The Elledges' business is "a joy ride extraordinaire," which means, of course, some stomach-clenching dips along the way. After the Elledges had 5,000 labels printed, the Food and Drug Administration told them it had incorrectly allowed them to list "love and joy" among the sauce's ingredients. The FDA agreed to let them use some of the labels, but they had to ditch the rest. ("Love and Joy" still appears on the label, although not in the ingredient list, which includes red chilies, oyster flavor, garlic, vinegar, wine and spices.)
But the joy ride's balancing highs have come from the enthusiasm of store owners and meat managers for Sioux Z Wow's all-purpose sauce, which can be used as a marinade, grilling sauce or dip.
One of the biggest boosters is Bob Bacca, owner of El Toro Meats and one of the first store owners to buy the sauce. Bacca let the Elledges do a store demonstration and featured Sioux Z Wow in his recipe newsletter. He's sold more than 200 bottles.
"Sioux is really good, the way she talks to people," he said. "And the product is fantastic. When they're making millions of cases, and the price is $2.99 (per bottle), Kraft or somebody is going to buy them up. They're going to make millions."
Sioux laughed. "I'd entertain the offer," she said, "but that's not the intention."
Does she have a plan if Sioux Z Wow fizzles?
She shrugged. "I'll find another way to put love and joy in the world."
Michelle Johnston, 42, of Huntington Beach, has put several thousand dollars into the enterprise because she believes in the Elledges' mission. Johnston, a former client of Sioux's, carries business cards that introduce her as the company's "vice president of joy."
She conducts store tastings on the weekends and says that some people buy the sauce not just because it tastes good, but because they are inspired by the self-fulfillment the Elledges say they've found by selling sauce.
"I think it gives them hope, that it isn't just a pipe dream, that they too have a talent that they could manifest. A lot of people out there would like to make a career or life change but for whatever reason are holding themselves back. This is a demonstration of going to the cliff and taking the leap."
Goldfarb-Lee has no doubt that Sioux will succeed.
"It's her sheer energy and her ability to visualize and act on her ideas--exactly what she taught me and others to do. Whatever you can dream or visualize, you can do. Reading the (label) was great. It was just so Sioux."
"I think there is a lot of me in this bottle," Sioux said. "I am fiery. I am sweet. I am complex, and the sauce is all of those things." She ruffled her hair. "It's even my shade: chili pepper with a little paprika on the side. I don't know that I'm fat-free, but I am very versatile."

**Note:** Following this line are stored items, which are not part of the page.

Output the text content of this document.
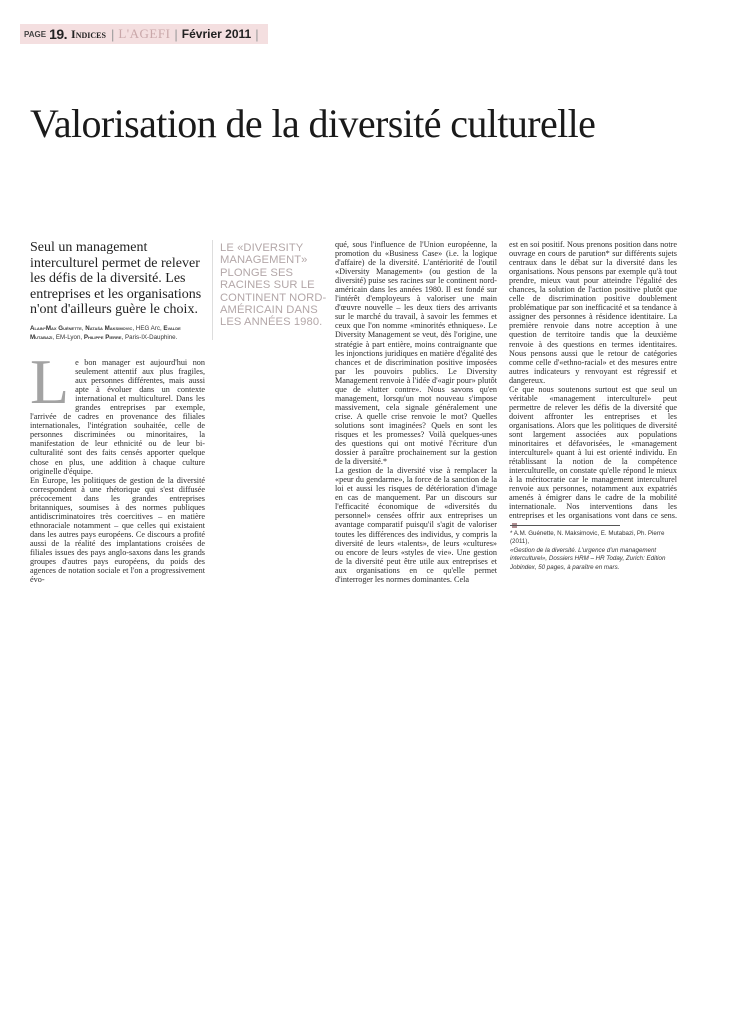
PAGE 19. Indices | L'AGEFI | Février 2011 |
Valorisation de la diversité culturelle

Seul un management interculturel permet de relever les défis de la diversité. Les entreprises et les organisations n'ont d'ailleurs guère le choix.

Alain-Max Guénette, Nataša Maksimovic, HEG Arc, Evalde Mutabazi, EM-Lyon, Philippe Pierre, Paris-IX-Dauphine.

L e bon manager est aujourd'hui non seulement attentif aux plus fragiles, aux personnes différentes, mais aussi apte à évoluer dans un contexte international et multiculturel. Dans les grandes entreprises par exemple, l'arrivée de cadres en provenance des filiales internationales, l'intégration souhaitée, celle de personnes discriminées ou minoritaires, la manifestation de leur ethnicité ou de leur bi-culturalité sont des faits censés apporter quelque chose en plus, une addition à chaque culture originelle d'équipe.

En Europe, les politiques de gestion de la diversité correspondent à une rhétorique qui s'est diffusée précocement dans les grandes entreprises britanniques, soumises à des normes publiques antidiscriminatoires très coercitives – en matière ethnoraciale notamment – que celles qui existaient dans les autres pays européens. Ce discours a profité aussi de la réalité des implantations croisées de filiales issues des pays anglo-saxons dans les grands groupes d'autres pays européens, du poids des agences de notation sociale et l'on a progressivement évo-

LE «DIVERSITY MANAGEMENT» PLONGE SES RACINES SUR LE CONTINENT NORD-AMÉRICAIN DANS LES ANNÉES 1980.

qué, sous l'influence de l'Union européenne, la promotion du «Business Case» (i.e. la logique d'affaire) de la diversité. L'antériorité de l'outil «Diversity Management» (ou gestion de la diversité) puise ses racines sur le continent nord-américain dans les années 1980. Il est fondé sur l'intérêt d'employeurs à valoriser une main d'œuvre nouvelle – les deux tiers des arrivants sur le marché du travail, à savoir les femmes et ceux que l'on nomme «minorités ethniques». Le Diversity Management se veut, dès l'origine, une stratégie à part entière, moins contraignante que les injonctions juridiques en matière d'égalité des chances et de discrimination positive imposées par les pouvoirs publics. Le Diversity Management renvoie à l'idée d'«agir pour» plutôt que de «lutter contre». Nous savons qu'en management, lorsqu'un mot nouveau s'impose massivement, cela signale généralement une crise. A quelle crise renvoie le mot? Quelles solutions sont imaginées? Quels en sont les risques et les promesses? Voilà quelques-unes des questions qui ont motivé l'écriture d'un dossier à paraître prochainement sur la gestion de la diversité.*

La gestion de la diversité vise à remplacer la «peur du gendarme», la force de la sanction de la loi et aussi les risques de détérioration d'image en cas de manquement. Par un discours sur l'efficacité économique de «diversités du personnel» censées offrir aux entreprises un avantage comparatif puisqu'il s'agit de valoriser toutes les différences des individus, y compris la diversité de leurs «talents», de leurs «cultures» ou encore de leurs «styles de vie». Une gestion de la diversité peut être utile aux entreprises et aux organisations en ce qu'elle permet d'interroger les normes dominantes. Cela

est en soi positif. Nous prenons position dans notre ouvrage en cours de parution* sur différents sujets centraux dans le débat sur la diversité dans les organisations. Nous pensons par exemple qu'à tout prendre, mieux vaut pour atteindre l'égalité des chances, la solution de l'action positive plutôt que celle de discrimination positive doublement problématique par son inefficacité et sa tendance à assigner des personnes à résidence identitaire. La première renvoie dans notre acception à une question de territoire tandis que la deuxième renvoie à des questions en termes identitaires. Nous pensons aussi que le retour de catégories comme celle d'«ethno-racial» et des mesures entre autres indicateurs y renvoyant est régressif et dangereux.

Ce que nous soutenons surtout est que seul un véritable «management interculturel» peut permettre de relever les défis de la diversité que doivent affronter les entreprises et les organisations. Alors que les politiques de diversité sont largement associées aux populations minoritaires et défavorisées, le «management interculturel» quant à lui est orienté individu. En rétablissant la notion de la compétence interculturelle, on constate qu'elle répond le mieux à la méritocratie car le management interculturel renvoie aux personnes, notamment aux expatriés amenés à émigrer dans le cadre de la mobilité internationale. Nos interventions dans les entreprises et les organisations vont dans ce sens.

* A.M. Guénette, N. Maksimovic, E. Mutabazi, Ph. Pierre (2011),
«Gestion de la diversité. L'urgence d'un management interculturel», Dossiers HRM – HR Today, Zurich: Edition Jobindex, 50 pages, à paraître en mars.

Terry leans toward her. "The real you is fat-free," he purrs.
And they laughed uproariously.
At a recent Bristol Farms demonstration, Sioux thought she spotted someone familiar hanging around on the crowd's fringe. He finally stepped up and said her dissertation adviser was his best friend. He bought a bottle of sauce for him. Sioux asked him to take a message too.
"Tell him I'm living up to his expectations," Sioux said. "He always told me I was a saucy woman."

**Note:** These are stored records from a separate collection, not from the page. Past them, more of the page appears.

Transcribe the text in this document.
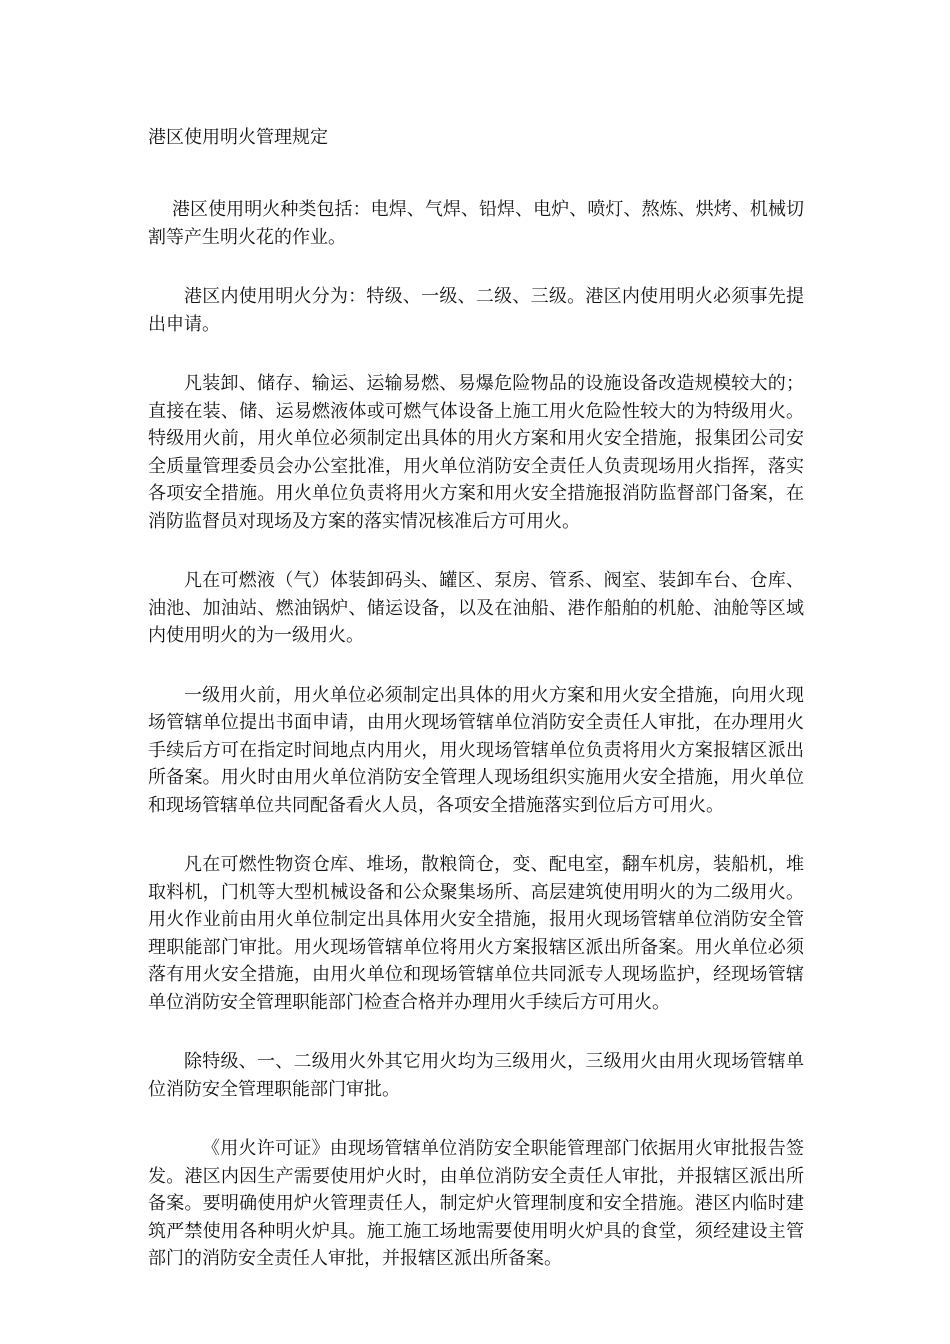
港区使用明火管理规定

港区使用明火种类包括：电焊、气焊、铅焊、电炉、喷灯、熬炼、烘烤、机械切割等产生明火花的作业。

港区内使用明火分为：特级、一级、二级、三级。港区内使用明火必须事先提出申请。

凡装卸、储存、输运、运输易燃、易爆危险物品的设施设备改造规模较大的；直接在装、储、运易燃液体或可燃气体设备上施工用火危险性较大的为特级用火。特级用火前，用火单位必须制定出具体的用火方案和用火安全措施，报集团公司安全质量管理委员会办公室批准，用火单位消防安全责任人负责现场用火指挥，落实各项安全措施。用火单位负责将用火方案和用火安全措施报消防监督部门备案，在消防监督员对现场及方案的落实情况核准后方可用火。

凡在可燃液（气）体装卸码头、罐区、泵房、管系、阀室、装卸车台、仓库、油池、加油站、燃油锅炉、储运设备，以及在油船、港作船舶的机舱、油舱等区域内使用明火的为一级用火。

一级用火前，用火单位必须制定出具体的用火方案和用火安全措施，向用火现场管辖单位提出书面申请，由用火现场管辖单位消防安全责任人审批，在办理用火手续后方可在指定时间地点内用火，用火现场管辖单位负责将用火方案报辖区派出所备案。用火时由用火单位消防安全管理人现场组织实施用火安全措施，用火单位和现场管辖单位共同配备看火人员，各项安全措施落实到位后方可用火。

凡在可燃性物资仓库、堆场，散粮筒仓，变、配电室，翻车机房，装船机，堆取料机，门机等大型机械设备和公众聚集场所、高层建筑使用明火的为二级用火。用火作业前由用火单位制定出具体用火安全措施，报用火现场管辖单位消防安全管理职能部门审批。用火现场管辖单位将用火方案报辖区派出所备案。用火单位必须落有用火安全措施，由用火单位和现场管辖单位共同派专人现场监护，经现场管辖单位消防安全管理职能部门检查合格并办理用火手续后方可用火。

除特级、一、二级用火外其它用火均为三级用火，三级用火由用火现场管辖单位消防安全管理职能部门审批。

《用火许可证》由现场管辖单位消防安全职能管理部门依据用火审批报告签发。港区内因生产需要使用炉火时，由单位消防安全责任人审批，并报辖区派出所备案。要明确使用炉火管理责任人，制定炉火管理制度和安全措施。港区内临时建筑严禁使用各种明火炉具。施工施工场地需要使用明火炉具的食堂，须经建设主管部门的消防安全责任人审批，并报辖区派出所备案。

Background: Born in Ohio and raised in Florida. Came to California "as soon as I could" in 1977. Lives in Laguna Niguel.
Family: Husband and business partner Terry Elledge.
Passions: Entertaining with "exquisite, exotic" cooking and presentations and "putting more love in the world."
On the challenge of learning the sauce business: "We didn't know the rules or the distribution system. We didn't know the difference between a broker and a distributor. But I love that. I'm a good student."
On her optimistic view of her life: "My feeling is that I've been living a fairy story for a very long time. I acknowledge the reasonable, rational world, but I don't dance with it a lot."